- Operation Vulindlela was set up to unblock economic reforms.
- Of 26 reforms, eight are complete and 11 on track.
- But there are concerns over another five, and two have gone completely off-track.
Operation Vulindlela – the joint delivery unit of the Presidency and National Treasury – which seeks to drive structural economic reforms, says of the 26 reforms it monitors, eight are completed and 11 are on track.
The unit was established in October 2020 to unblock obstacles to microeconomic reforms that government departments and agencies need to implement. There is a wide consensus that SA needs structural reforms to create a better environment to do business if it is to attract investment.
Speaking in a panel discussion on Thursday - hosted by UNU-Wider - Nomvuyo Guma, chief director of microeconomics in the Treasury, said that there were concerns of "implementation challenges" over another five reforms and another two that were off-track and had missed delivery deadlines.
UNU-Wider runs a research programme in SA called SA-Tied, which produces research to inform evidence-based policy.
Included in the eight completed reforms are the lifting of the licensing threshold for distributed or own generation of electricity by companies and mines to 100 MW and the auction of broadband spectrum, which eventually happened last month after several years' delay. The two that have gone most awry are Eskom’s target to reach 70% of energy availability factor (EAF) and the emergency procurement of new-generation power by the mineral resources and energy department.
Eskom’s energy availability factor – the number of plants in good working order and available to dispatch electricity – is sitting at around 62%, with the outlook for the year indicating that this is likely to fall further rather than rise. Emergency energy procurement – known as the Risk Mitigation Independent Power Producer Procurement Programme (RMIPPPP) – first mooted in 2019 and released to the market in August 2020 has run aground with none of the successful bidders yet achieving financial close and one facing ongoing litigation.
Head of the Project Management Unit in the Presidency, Rudi Dicks, said that Operation Vulindlela was not an attempt to take over a department’s functions but "to design an intervention to support implementation". While many Cabinet ministers were initially reluctant to accept intervention, they were now positively supporting reform.
Delivery units are common to results-focused government administrations, many of which are based on the work of James Barber in Tony Blair’s UK administration from 1997 to 2007. When premier of the Western Cape, Helen Zille established a highly effective delivery unit modelled on the UK’s. Guma said that although delivery units were not uncommon, SA had its specific problems to solve.

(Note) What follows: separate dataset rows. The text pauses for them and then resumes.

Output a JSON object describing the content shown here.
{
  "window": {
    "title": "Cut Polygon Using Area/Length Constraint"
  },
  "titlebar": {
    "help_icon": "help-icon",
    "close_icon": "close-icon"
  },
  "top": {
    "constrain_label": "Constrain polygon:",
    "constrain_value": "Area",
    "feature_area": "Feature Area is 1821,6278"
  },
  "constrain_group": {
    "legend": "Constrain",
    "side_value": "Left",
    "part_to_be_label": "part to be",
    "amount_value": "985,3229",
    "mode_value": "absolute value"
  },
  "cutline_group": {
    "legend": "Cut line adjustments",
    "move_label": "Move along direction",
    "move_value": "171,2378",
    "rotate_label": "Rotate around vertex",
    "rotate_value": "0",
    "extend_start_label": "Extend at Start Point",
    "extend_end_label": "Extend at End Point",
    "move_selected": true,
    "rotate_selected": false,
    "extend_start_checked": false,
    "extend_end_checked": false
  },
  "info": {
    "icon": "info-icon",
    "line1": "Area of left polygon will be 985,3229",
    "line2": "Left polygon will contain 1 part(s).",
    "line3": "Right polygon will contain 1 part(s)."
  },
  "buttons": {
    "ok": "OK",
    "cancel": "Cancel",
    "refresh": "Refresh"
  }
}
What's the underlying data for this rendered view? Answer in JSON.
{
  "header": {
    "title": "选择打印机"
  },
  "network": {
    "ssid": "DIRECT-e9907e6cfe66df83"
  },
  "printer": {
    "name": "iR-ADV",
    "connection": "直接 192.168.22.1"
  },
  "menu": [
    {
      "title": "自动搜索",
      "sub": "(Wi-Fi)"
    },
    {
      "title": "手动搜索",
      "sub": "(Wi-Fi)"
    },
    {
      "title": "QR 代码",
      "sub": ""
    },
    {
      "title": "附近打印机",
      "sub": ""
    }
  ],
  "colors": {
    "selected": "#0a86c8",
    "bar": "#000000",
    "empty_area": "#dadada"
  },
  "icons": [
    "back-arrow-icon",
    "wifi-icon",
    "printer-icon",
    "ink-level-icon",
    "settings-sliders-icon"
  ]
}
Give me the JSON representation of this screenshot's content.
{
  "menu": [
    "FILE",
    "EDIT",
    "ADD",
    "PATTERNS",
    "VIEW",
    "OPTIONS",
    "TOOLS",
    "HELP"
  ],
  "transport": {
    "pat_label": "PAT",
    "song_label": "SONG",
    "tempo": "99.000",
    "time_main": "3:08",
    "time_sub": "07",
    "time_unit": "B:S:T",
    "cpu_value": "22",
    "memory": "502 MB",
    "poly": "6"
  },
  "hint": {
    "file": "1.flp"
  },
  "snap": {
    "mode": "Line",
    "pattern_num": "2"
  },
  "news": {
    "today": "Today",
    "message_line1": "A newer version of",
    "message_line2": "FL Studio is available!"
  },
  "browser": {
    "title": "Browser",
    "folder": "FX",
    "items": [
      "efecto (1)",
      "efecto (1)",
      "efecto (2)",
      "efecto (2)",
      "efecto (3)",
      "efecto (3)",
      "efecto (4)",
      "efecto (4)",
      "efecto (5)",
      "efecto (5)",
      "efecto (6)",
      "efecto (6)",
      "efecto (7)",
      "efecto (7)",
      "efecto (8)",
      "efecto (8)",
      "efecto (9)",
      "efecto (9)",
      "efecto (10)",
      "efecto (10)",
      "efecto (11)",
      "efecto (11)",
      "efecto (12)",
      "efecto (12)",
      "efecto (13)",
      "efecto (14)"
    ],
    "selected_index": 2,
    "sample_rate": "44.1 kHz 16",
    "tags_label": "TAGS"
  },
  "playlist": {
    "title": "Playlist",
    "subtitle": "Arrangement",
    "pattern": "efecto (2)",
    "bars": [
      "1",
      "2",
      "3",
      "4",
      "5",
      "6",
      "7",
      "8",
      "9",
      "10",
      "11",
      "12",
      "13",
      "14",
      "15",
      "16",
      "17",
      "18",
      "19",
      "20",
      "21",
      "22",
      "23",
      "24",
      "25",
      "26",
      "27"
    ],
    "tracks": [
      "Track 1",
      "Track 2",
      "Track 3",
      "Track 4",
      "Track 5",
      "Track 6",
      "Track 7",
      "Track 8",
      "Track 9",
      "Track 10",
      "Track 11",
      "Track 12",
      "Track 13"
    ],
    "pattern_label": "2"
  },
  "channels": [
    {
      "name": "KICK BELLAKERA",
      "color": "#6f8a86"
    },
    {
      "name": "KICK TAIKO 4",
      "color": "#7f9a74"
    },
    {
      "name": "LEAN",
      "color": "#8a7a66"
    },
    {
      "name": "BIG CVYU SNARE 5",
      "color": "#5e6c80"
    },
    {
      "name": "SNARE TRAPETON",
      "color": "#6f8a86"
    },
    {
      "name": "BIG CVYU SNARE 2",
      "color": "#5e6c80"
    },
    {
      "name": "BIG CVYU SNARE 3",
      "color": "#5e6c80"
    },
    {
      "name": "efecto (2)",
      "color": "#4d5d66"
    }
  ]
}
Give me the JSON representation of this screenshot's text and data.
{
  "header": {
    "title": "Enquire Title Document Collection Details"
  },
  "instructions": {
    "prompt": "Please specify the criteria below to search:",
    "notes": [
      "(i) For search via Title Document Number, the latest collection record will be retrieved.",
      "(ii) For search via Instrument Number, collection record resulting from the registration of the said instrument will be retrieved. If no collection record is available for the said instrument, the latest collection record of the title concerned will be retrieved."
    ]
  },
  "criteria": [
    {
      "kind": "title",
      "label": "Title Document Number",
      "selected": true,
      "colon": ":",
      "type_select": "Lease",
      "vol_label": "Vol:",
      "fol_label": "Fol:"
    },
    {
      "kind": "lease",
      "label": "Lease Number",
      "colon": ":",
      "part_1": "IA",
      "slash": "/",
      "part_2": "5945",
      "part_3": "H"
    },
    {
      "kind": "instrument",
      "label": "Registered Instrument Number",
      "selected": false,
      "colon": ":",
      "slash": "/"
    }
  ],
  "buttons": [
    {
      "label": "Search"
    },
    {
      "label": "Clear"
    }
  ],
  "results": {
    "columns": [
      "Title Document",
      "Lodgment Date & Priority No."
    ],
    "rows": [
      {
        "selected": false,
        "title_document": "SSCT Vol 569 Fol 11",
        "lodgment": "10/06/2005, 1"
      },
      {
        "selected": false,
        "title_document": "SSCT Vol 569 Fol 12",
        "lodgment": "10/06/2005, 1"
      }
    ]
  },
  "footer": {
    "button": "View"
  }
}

"[Operation Vulindlela] was meant to solve the failures - like a lack of technical capacity as some reforms are difficult to implement, and a lack of coordination - because when there are two departments involved that just don’t agree on a way forward, there is policy inertia. In the SA context, there is also a challenge of vested interests that further complicate the policy space and deep-seated disagreements at a political level on some of these structural reforms," said Guma.
These were not things that could be easily solved by a government department, which is why Operation Vulindlela was set up as a collaboration between the Presidency and the ministry of finance, she said.
But as the unit has found, even completed tasks require follow-up. The 100-MW reform, while gazetted, is still heavily restricted by red tape, with the National Energy Regulator of SA having imposed onerous conditions for registration not unlike regulations for full licensing - defeating the object of lifting the licensing threshold. Operation Vulindlela has since taken up the challenge to reduce the red tape for registration.